While passage of a final healthcare reform bill looks "increasingly unlikely" in 2009, "it is likely the Senate will pass its own healthcare reform bill by the end" of 2009, said John Savercool, UBS Wealth Management's chief lobbyist in Washington, in UBS Wealth Management Research's 2010 Outlook in mid-December. "This will set up a process for House and Senate leaders to reconcile their separate bills, vote on that final version, and send the legislation to President Obama for his signature early next year." Democrats have been very anxious to complete action on healthcare, Savercool says, "so they can move on to addressing legislation about [creating] jobs and [reducing] high unemployment rate, which public polls suggest are the most important priorities for voters at this time."

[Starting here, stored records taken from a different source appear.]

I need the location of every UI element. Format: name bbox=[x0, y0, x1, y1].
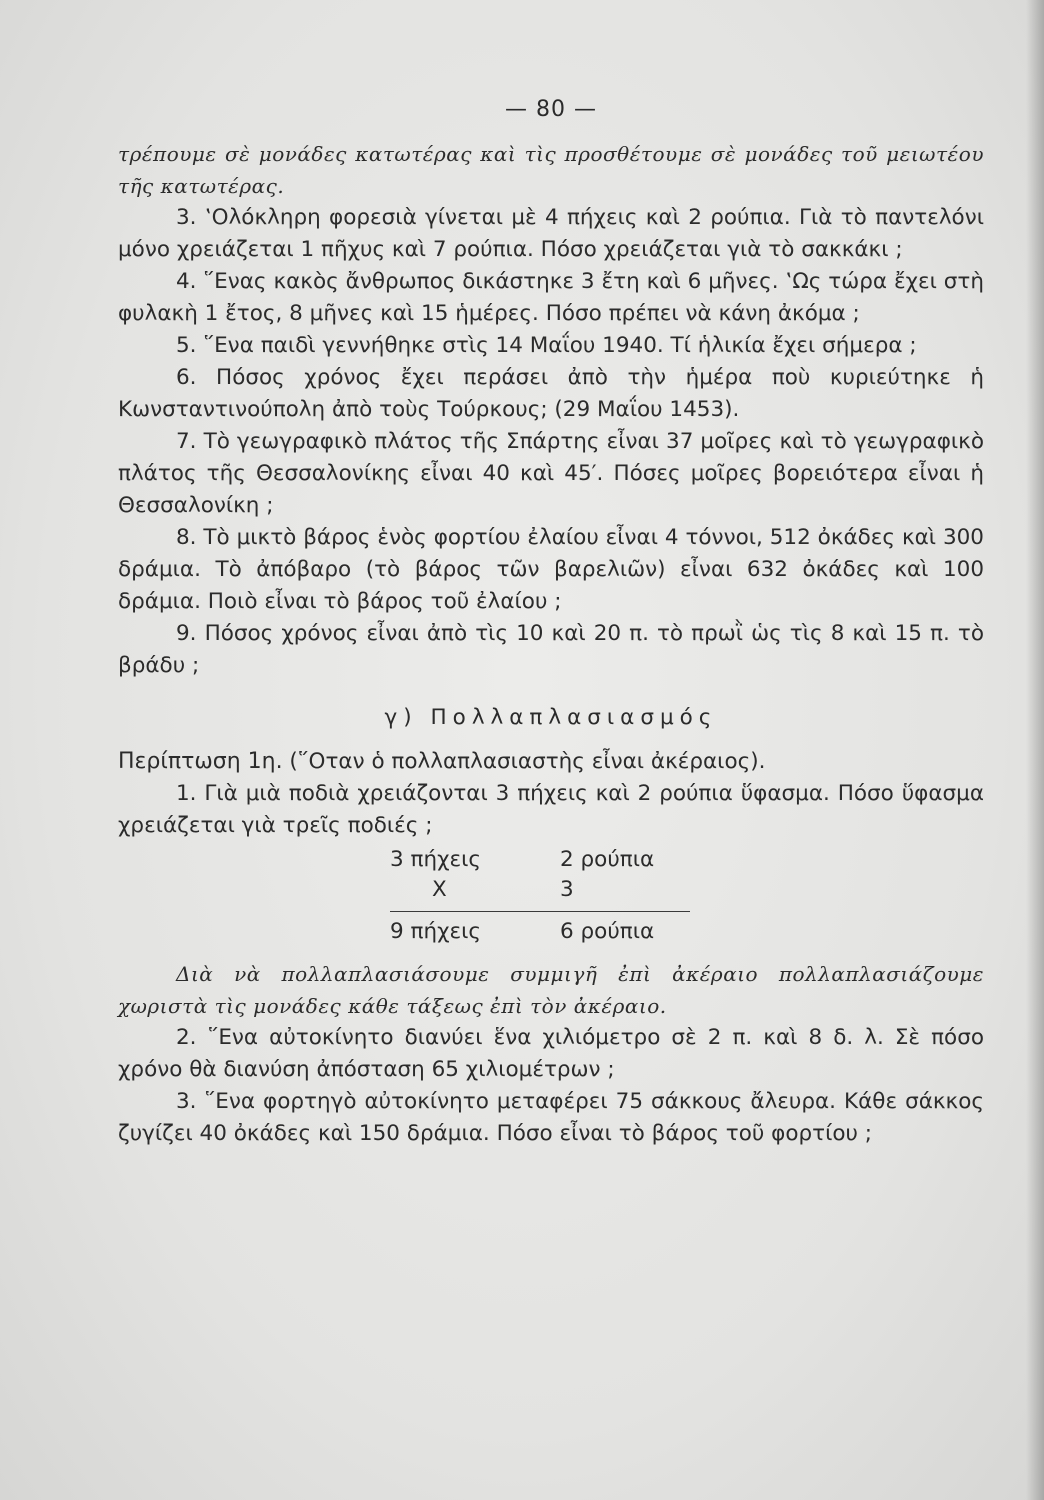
problem-a7: 7. Τὸ γεωγραφικὸ πλάτος τῆς Σπάρτης εἶναι 37 μοῖρες καὶ τὸ γεωγραφικὸ πλάτος τῆς Θεσσαλονίκης εἶναι 40 καὶ 45′. Πόσες μοῖρες βορειότερα εἶναι ἡ Θεσσαλονίκη ; bbox=[118, 429, 984, 518]
page-edge-shadow bbox=[1026, 0, 1044, 1500]
problem-a3: 3. ‛Ολόκληρη φορεσιὰ γίνεται μὲ 4 πήχεις καὶ 2 ρούπια. Γιὰ τὸ παντελόνι μόνο χρειάζεται 1 πῆχυς καὶ 7 ρούπια. Πόσο χρειάζεται γιὰ τὸ σακκάκι ; bbox=[118, 205, 984, 262]
page-content bbox=[118, 94, 984, 1150]
problem-a4: 4. ῞Ενας κακὸς ἄνθρωπος δικάστηκε 3 ἔτη καὶ 6 μῆνες. ‛Ως τώρα ἔχει στὴ φυλακὴ 1 ἔτος, 8 μῆνες καὶ 15 ἡμέρες. Πόσο πρέπει νὰ κάνη ἀκόμα ; bbox=[118, 269, 984, 326]
problem-a6: 6. Πόσος χρόνος ἔχει περάσει ἀπὸ τὴν ἡμέρα ποὺ κυριεύτηκε ἡ Κωνσταντινούπολη ἀπὸ τοὺς Τούρκους; (29 Μαΐου 1453). bbox=[118, 365, 984, 422]
problem-b3: 3. ῞Ενα φορτηγὸ αὐτοκίνητο μεταφέρει 75 σάκκους ἄλευρα. Κάθε σάκκος ζυγίζει 40 ὀκάδες καὶ 150 δράμια. Πόσο εἶναι τὸ βάρος τοῦ φορτίου ; bbox=[118, 1089, 984, 1146]
section-heading: γ) Πολλαπλασιασμός bbox=[384, 705, 718, 730]
case-paragraph bbox=[118, 746, 984, 778]
intro-italic-text: τρέπουμε σὲ μονάδες κατωτέρας καὶ τὶς προσθέτουμε σὲ μονάδες τοῦ μειωτέου τῆς κατωτέρας. bbox=[118, 142, 984, 198]
rule-italic-text: Διὰ νὰ πολλαπλασιάσουμε συμμιγῆ ἐπὶ ἀκέραιο πολλαπλασιάζουμε χωριστὰ τὶς μονάδες κάθε τάξεως ἐπὶ τὸν ἀκέραιο. bbox=[118, 962, 984, 1018]
problem-a8: 8. Τὸ μικτὸ βάρος ἑνὸς φορτίου ἐλαίου εἶναι 4 τόννοι, 512 ὀκάδες καὶ 300 δράμια. Τὸ ἀπόβαρο (τὸ βάρος τῶν βαρελιῶν) εἶναι 632 ὀκάδες καὶ 100 δράμια. Ποιὸ εἶναι τὸ βάρος τοῦ ἐλαίου ; bbox=[118, 525, 984, 614]
calc-row1-feet: 3 πήχεις bbox=[390, 847, 482, 872]
calc-result-inches: 6 ρούπια bbox=[560, 919, 655, 944]
problem-b2: 2. ῞Ενα αὐτοκίνητο διανύει ἕνα χιλιόμετρο σὲ 2 π. καὶ 8 δ. λ. Σὲ πόσο χρόνο θὰ διανύση ἀπόσταση 65 χιλιομέτρων ; bbox=[118, 1025, 984, 1082]
calc-multiplier: 3 bbox=[560, 877, 574, 902]
calc-result-line bbox=[390, 911, 690, 912]
multiplication-calculation bbox=[118, 844, 984, 952]
calc-row1-inches: 2 ρούπια bbox=[560, 847, 655, 872]
case-text: (῞Οταν ὁ πολλαπλασιαστὴς εἶναι ἀκέραιος). bbox=[289, 749, 766, 774]
calc-result-feet: 9 πήχεις bbox=[390, 919, 482, 944]
case-label: Περίπτωση 1η. bbox=[118, 749, 283, 774]
problem-a5: 5. ῞Ενα παιδὶ γεννήθηκε στὶς 14 Μαΐου 1940. Τί ἡλικία ἔχει σήμερα ; bbox=[176, 333, 917, 358]
problem-a9: 9. Πόσος χρόνος εἶναι ἀπὸ τὶς 10 καὶ 20 π. τὸ πρωῒ ὡς τὶς 8 καὶ 15 π. τὸ βράδυ ; bbox=[118, 621, 984, 678]
page-number: — 80 — bbox=[505, 97, 597, 122]
problem-b1: 1. Γιὰ μιὰ ποδιὰ χρειάζονται 3 πήχεις καὶ 2 ρούπια ὕφασμα. Πόσο ὕφασμα χρειάζεται γιὰ τρεῖς ποδιές ; bbox=[118, 781, 984, 838]
calc-multiply-sign: X bbox=[432, 877, 447, 902]
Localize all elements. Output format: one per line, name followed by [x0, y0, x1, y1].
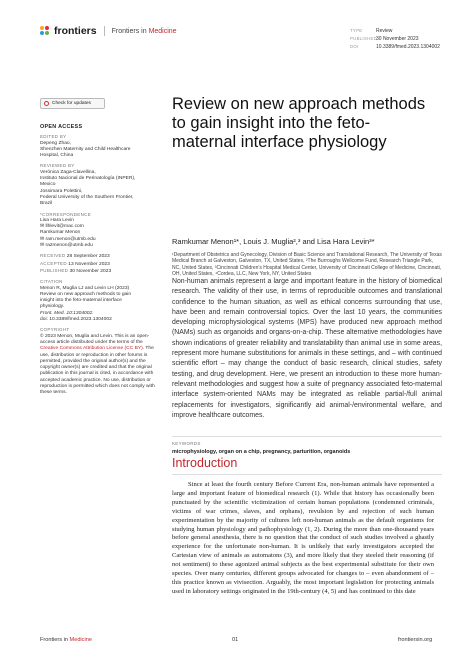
section-heading-introduction: Introduction: [172, 456, 238, 470]
journal-name: Frontiers in Medicine: [111, 27, 177, 35]
frontiersin-link[interactable]: frontiersin.org: [398, 637, 433, 643]
open-access-label: OPEN ACCESS: [40, 124, 83, 130]
doi-link[interactable]: 10.3389/fmed.2023.1304002: [376, 44, 440, 50]
article-info-sidebar: OPEN ACCESS EDITED BY Depeng Zhao, Shenzhen Maternity and Child Healthcare Hospital, China REVIEWED BY Verónica Zaga-Clavellina, Instituto Nacional de Perinatología (INPER), Mexico Jossimara Polettini, Federal University of the Southern Frontier, Brazil *CORRESPONDENCE Lisa Hara Levin ✉ llhlevit@mac.com Ramkumar Menon ✉ ram.menon@utmb.edu ✉ ra2menon@utmb.edu RECEIVED 28 September 2023 ACCEPTED 13 November 2023 PUBLISHED 30 November 2023 CITATION Menon R, Muglia LJ and Levin LH (2023) Review on new approach methods to gain insight into the feto-maternal interface physiology. Front. Med. 10:1304002. doi: 10.3389/fmed.2023.1304002 COPYRIGHT © 2023 Menon, Muglia and Levin. This is an open-access article distributed under the terms of the Creative Commons Attribution License (CC BY). The use, distribution or reproduction in other forums is permitted, provided the original author(s) and the copyright owner(s) are credited and that the original publication in this journal is cited, in accordance with accepted academic practice. No use, distribution or reproduction is permitted which does not comply with these terms.: [40, 124, 160, 397]
abstract: Non-human animals represent a large and important feature in the history of biomedical research. The validity of their use, in terms of reproducible outcomes and translational confidence to the human situation, as well as ethical concerns surrounding that use, have been and remain controversial topics. Over the last 10 years, the communities developing microphysiological systems (MPS) have produced new approach method (NAMs) such as organoids and organs-on-a-chip. These alternative methodologies have shown indications of greater reliability and translatability than animal use in some areas, represent more humane substitutions for animals in these settings, and – with continued scientific effort – may change the conduct of basic research, clinical studies, safety testing, and drug development. Here, we present an introduction to these more human-relevant methodologies and suggest how a suite of pregnancy associated feto-maternal interface system-oriented NAMs may be integrated as reliable partial-/full animal replacements for investigators, significantly aid animal-/environmental welfare, and improve healthcare outcomes.: [172, 278, 442, 419]
frontiers-logo-icon: [40, 26, 50, 36]
brand-name: frontiers: [54, 25, 97, 37]
article-meta: TYPE Review PUBLISHED30 November 2023 DOI 10.3389/fmed.2023.1304002: [350, 28, 440, 50]
update-icon: [44, 101, 49, 106]
correspondence: Lisa Hara Levin ✉ llhlevit@mac.com Ramkumar Menon ✉ ram.menon@utmb.edu ✉ ra2menon@utmb.edu: [40, 217, 96, 249]
article-title: Review on new approach methods to gain insight into the feto-maternal interface physiology: [172, 95, 426, 151]
affiliations: ¹Department of Obstetrics and Gynecology, Division of Basic Science and Translational Research, The University of Texas Medical Branch at Galveston, Galveston, TX, United States, ²The Burroughs Wellcome Fund, Research Triangle Park, NC, United States, ³Cincinnati Children's Hospital Medical Center, University of Cincinnati College of Medicine, Cincinnati, OH, United States, ⁴Cordea, LLC, New York, NY, United States: [172, 252, 442, 278]
check-for-updates-button[interactable]: Check for updates: [40, 98, 105, 109]
citation-doi[interactable]: doi: 10.3389/fmed.2023.1304002: [40, 317, 112, 323]
keywords-label: KEYWORDS: [172, 441, 201, 446]
introduction-paragraph: Since at least the fourth century Before Current Era, non-human animals have represented a large and important feature of biomedical research (1). While that history has occasionally been punctuated by the scientific victimization of certain human populations (condemned criminals, victims of war crimes, slaves, and orphans), revulsion by and rejection of such human experimentation by the majority of cultures left non-human animals as the default organisms for studying human physiology and pathophysiology (1, 2). During the more than one-thousand years before general anesthesia, there is no question that the conduct of such studies involved a ghastly experience for the unfortunate non-human. It is unlikely that early investigators accepted the Cartesian view of animals as automatons (3), and more likely that they steeled their reasoning (if not sentiment) to these agonized animal subjects as the best experimental substitute for their own species. Over many centuries, different groups advocated for changes to – even abandonment of – this practice known as vivisection. Arguably, the most important legislation for protecting animals used in laboratory settings originated in the 19th-century (4, 5) and has continued to this date: [172, 481, 434, 595]
frontiers-logo[interactable]: [40, 25, 177, 37]
published-date: 30 November 2023: [376, 36, 419, 42]
sidebar-published-date: 30 November 2023: [69, 268, 112, 274]
edited-by: Depeng Zhao, Shenzhen Maternity and Child Healthcare Hospital, China: [40, 140, 131, 159]
citation: Menon R, Muglia LJ and Levin LH (2023) Review on new approach methods to gain insight into the feto-maternal interface physiology.: [40, 285, 132, 310]
authors: Ramkumar Menon¹*, Louis J. Muglia²,³ and Lisa Hara Levin³*: [172, 237, 375, 246]
page-number: 01: [232, 637, 239, 643]
keywords: microphysiology, organ on a chip, pregnancy, parturition, organoids: [172, 449, 351, 455]
cc-by-license-link[interactable]: Creative Commons Attribution License (CC BY): [40, 346, 143, 352]
reviewed-by: Verónica Zaga-Clavellina, Instituto Nacional de Perinatología (INPER), Mexico Jossimara Polettini, Federal University of the Southern Frontier, Brazil: [40, 169, 136, 207]
article-type: Review: [376, 28, 393, 34]
citation-journal: Front. Med. 10:1304002.: [40, 310, 94, 316]
accepted-date: 13 November 2023: [68, 261, 110, 267]
divider: [172, 474, 442, 475]
logo-divider: [104, 26, 105, 36]
footer-journal: Frontiers in Medicine: [40, 637, 92, 643]
divider: [172, 436, 442, 437]
copyright-text: © 2023 Menon, Muglia and Levin. This is an open-access article distributed under the terms of the Creative Commons Attribution License (CC BY). The use, distribution or reproduction in other forums is permitted, provided the original author(s) and the copyright owner(s) are credited and that the original publication in this journal is cited, in accordance with accepted academic practice. No use, distribution or reproduction is permitted which does not comply with these terms.: [40, 333, 155, 396]
received-date: 28 September 2023: [66, 254, 110, 260]
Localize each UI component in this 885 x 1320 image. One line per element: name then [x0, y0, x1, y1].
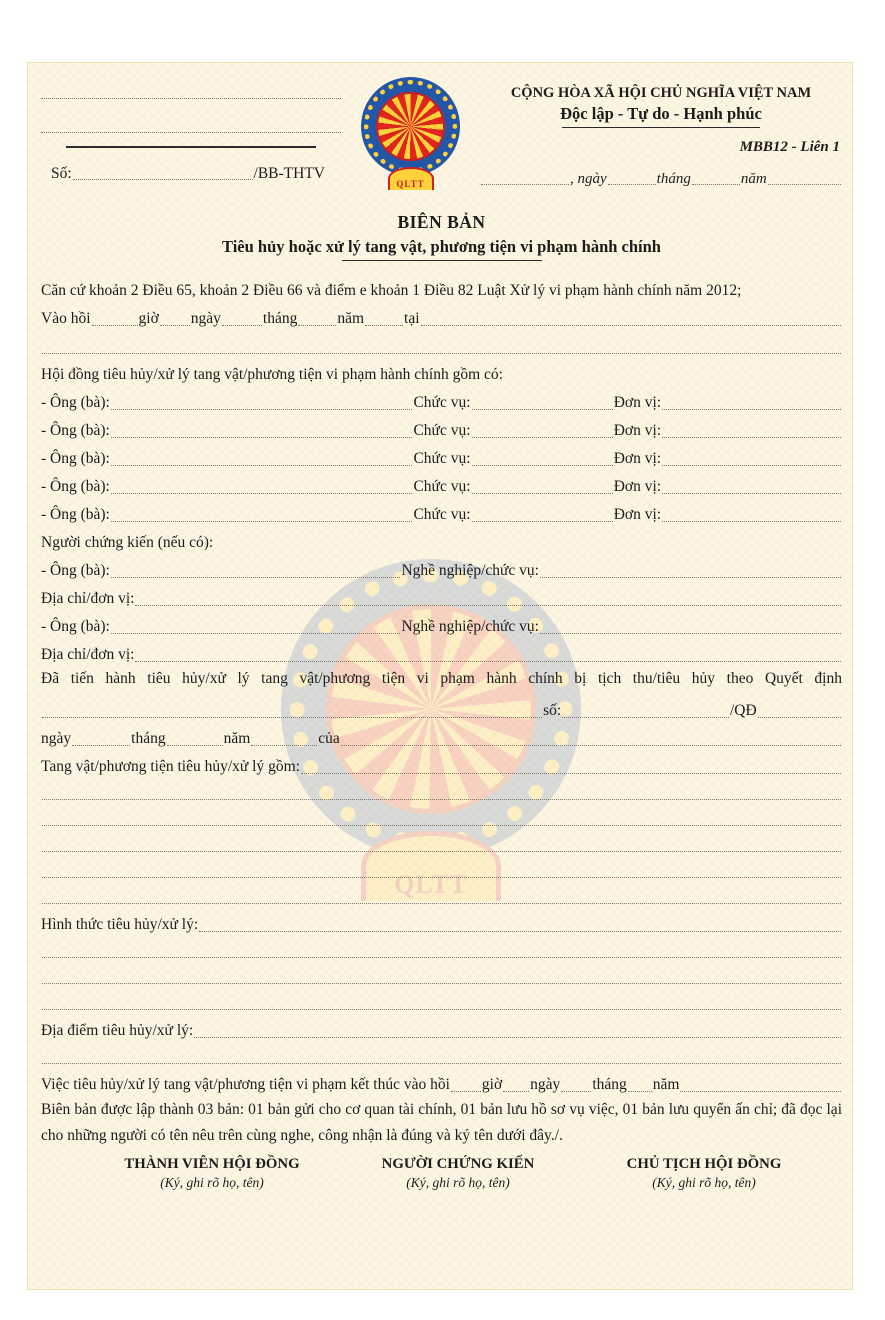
council-line: Hội đồng tiêu hủy/xử lý tang vật/phương tiện vi phạm hành chính gồm có:	[41, 366, 503, 383]
signature-note: (Ký, ghi rõ họ, tên)	[406, 1175, 510, 1190]
national-title: CỘNG HÒA XÃ HỘI CHỦ NGHĨA VIỆT NAM	[510, 85, 812, 101]
issuing-agency-block	[41, 63, 341, 183]
blank-fill-line	[41, 881, 842, 907]
emblem-column	[341, 63, 480, 189]
witness-row: - Ông (bà): Nghề nghiệp/chức vụ:	[41, 609, 842, 637]
agency-name-line-1	[41, 98, 341, 99]
agency-rule	[66, 146, 316, 148]
so-fill-line	[73, 179, 253, 180]
document-header	[41, 63, 842, 188]
copies-statement: Biên bản được lập thành 03 bản: 01 bản gửi cho cơ quan tài chính, 01 bản lưu hồ sơ vụ việc, 01 bản lưu quyển ấn chỉ; đã đọc lại cho những người có tên nêu trên cùng nghe, công nhận là đúng và ký tên dưới đây./.	[41, 1101, 842, 1144]
month-fill	[692, 184, 740, 185]
blank-fill-line	[41, 777, 842, 803]
witness-header-line: Người chứng kiến (nếu có):	[41, 534, 214, 551]
exhibits-header-line: Tang vật/phương tiện tiêu hủy/xử lý gồm:	[41, 749, 842, 777]
date-ngay-label: , ngày	[570, 171, 607, 187]
witness-address-row: Địa chỉ/đơn vị:	[41, 637, 842, 665]
signature-title: NGƯỜI CHỨNG KIẾN	[381, 1156, 535, 1172]
decision-number-line: số: /QĐ	[41, 693, 842, 721]
member-row: - Ông (bà): Chức vụ: Đơn vị:	[41, 497, 842, 525]
signature-note: (Ký, ghi rõ họ, tên)	[652, 1175, 756, 1190]
blank-fill-line	[41, 855, 842, 881]
document-title: BIÊN BẢN	[397, 212, 486, 232]
agency-name-line-2	[41, 132, 341, 133]
witness-address-row: Địa chỉ/đơn vị:	[41, 581, 842, 609]
so-suffix: /BB-THTV	[253, 165, 325, 182]
legal-basis-line	[41, 273, 842, 301]
signature-note: (Ký, ghi rõ họ, tên)	[160, 1175, 264, 1190]
signature-row	[41, 1156, 842, 1191]
subtitle-rule	[342, 260, 542, 261]
member-row: - Ông (bà): Chức vụ: Đơn vị:	[41, 385, 842, 413]
blank-fill-line	[41, 961, 842, 987]
national-motto: Độc lập - Tự do - Hạnh phúc	[560, 104, 762, 123]
decision-date-line: ngày tháng năm của	[41, 721, 842, 749]
member-row: - Ông (bà): Chức vụ: Đơn vị:	[41, 413, 842, 441]
blank-fill-line	[41, 829, 842, 855]
page-content	[28, 63, 852, 1289]
witness-row: - Ông (bà): Nghề nghiệp/chức vụ:	[41, 553, 842, 581]
signature-council-member	[107, 1156, 317, 1191]
method-line: Hình thức tiêu hủy/xử lý:	[41, 907, 842, 935]
motto-rule	[562, 127, 760, 128]
document-subtitle: Tiêu hủy hoặc xử lý tang vật, phương tiện vi phạm hành chính	[222, 237, 661, 256]
watermark-fan: QLTT	[361, 831, 501, 901]
qltt-emblem-icon	[361, 77, 460, 189]
document-page	[27, 62, 853, 1290]
legal-basis-text: Căn cứ khoản 2 Điều 65, khoản 2 Điều 66 và điểm e khoản 1 Điều 82 Luật Xử lý vi phạm hành chính năm 2012;	[41, 282, 742, 299]
location-line: Địa điểm tiêu hủy/xử lý:	[41, 1013, 842, 1041]
destruction-statement-line: Đã tiến hành tiêu hủy/xử lý tang vật/phương tiện vi phạm hành chính bị tịch thu/tiêu hủy theo Quyết định	[41, 670, 842, 687]
date-row	[480, 164, 842, 188]
so-label: Số:	[51, 165, 72, 182]
document-number-row	[41, 157, 341, 183]
member-row: - Ông (bà): Chức vụ: Đơn vị:	[41, 469, 842, 497]
date-nam-label: năm	[740, 171, 767, 187]
time-place-line: Vào hồi giờ ngày tháng năm tại	[41, 301, 842, 329]
emblem-fan: QLTT	[388, 167, 434, 190]
signature-title: THÀNH VIÊN HỘI ĐỒNG	[124, 1156, 300, 1172]
emblem-rays	[376, 92, 445, 161]
signature-witness	[353, 1156, 563, 1191]
national-header-block	[480, 63, 842, 188]
day-fill	[608, 184, 656, 185]
signature-title: CHỦ TỊCH HỘI ĐỒNG	[626, 1156, 782, 1172]
blank-fill-line	[41, 987, 842, 1013]
signature-council-chairman	[599, 1156, 809, 1191]
place-fill	[481, 184, 569, 185]
blank-fill-line	[41, 329, 842, 357]
blank-fill-line	[41, 803, 842, 829]
form-code: MBB12 - Liên 1	[739, 139, 840, 155]
form-body	[41, 273, 842, 1191]
year-fill	[768, 184, 841, 185]
date-thang-label: tháng	[656, 171, 691, 187]
conclusion-time-line: Việc tiêu hủy/xử lý tang vật/phương tiện vi phạm kết thúc vào hồi giờ ngày tháng năm	[41, 1067, 842, 1095]
member-row: - Ông (bà): Chức vụ: Đơn vị:	[41, 441, 842, 469]
blank-fill-line	[41, 1041, 842, 1067]
blank-fill-line	[41, 935, 842, 961]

The House financial services reform bill includes reforms such as creating the Consumer Financial Protection Agency (CFPA) and Federal Insurance Office, granting broad new government powers over large financial institutions that pose a systemic risk, tighter controls of the capital markets, as well as derivatives reform, mortgage reform, and new oversight of credit ratings agencies. Savercool predicts that Congress will pass "comprehensive financial services regulatory reform legislation" by the end of the first quarter. But it is the creation of the CFPA that "will continue to generate the most debate and face fierce resistance in the Senate."
The provision within the House reform bill that would have given FINRA the authority to inspect and regulate any investment advisor associated with a broker/dealer was successfully deleted from the huge financial services reform bill in the early morning of December 11.
Rep. Barney Frank (D-Massachusetts), chairman of the House Financial Services Committee, along with Rep. Steve Cohen (D-Tennessee) asked that the FINRA amendment--which was originally proposed by Rep. Spencer Bachus (R-Alabama)--be deleted. Bachus said during the House floor debate that he proposed the amendment in response to the Bernie Madoff Ponzi scheme, saying it was necessary because the SEC failed to properly examine Madoff's firm. Bachus eventually said, however, that he would agree to strike the FINRA provision from the financial services bill and explore other remedies. Frank responded that he agreed with Bachus's concerns, but was swayed by concerns expressed by the Texas Securities Administrator that the provision would delegate too much authority to FINRA.
Frank did acknowledge, however, that "there is a role for FINRA" and said Congress will continue to monitor the SEC and hold oversight hearings next year to determine "how best the SEC can [use] the resources of FINRA."
David Tittsworth, executive director of the Investment Adviser Association (IAA) in Washington, says that while he's "pleased that the amendment passed without any opposition, the big question now is whether the Senate can get a bill passed. We're going to be dealing with this [FINRA issue] well into 2010."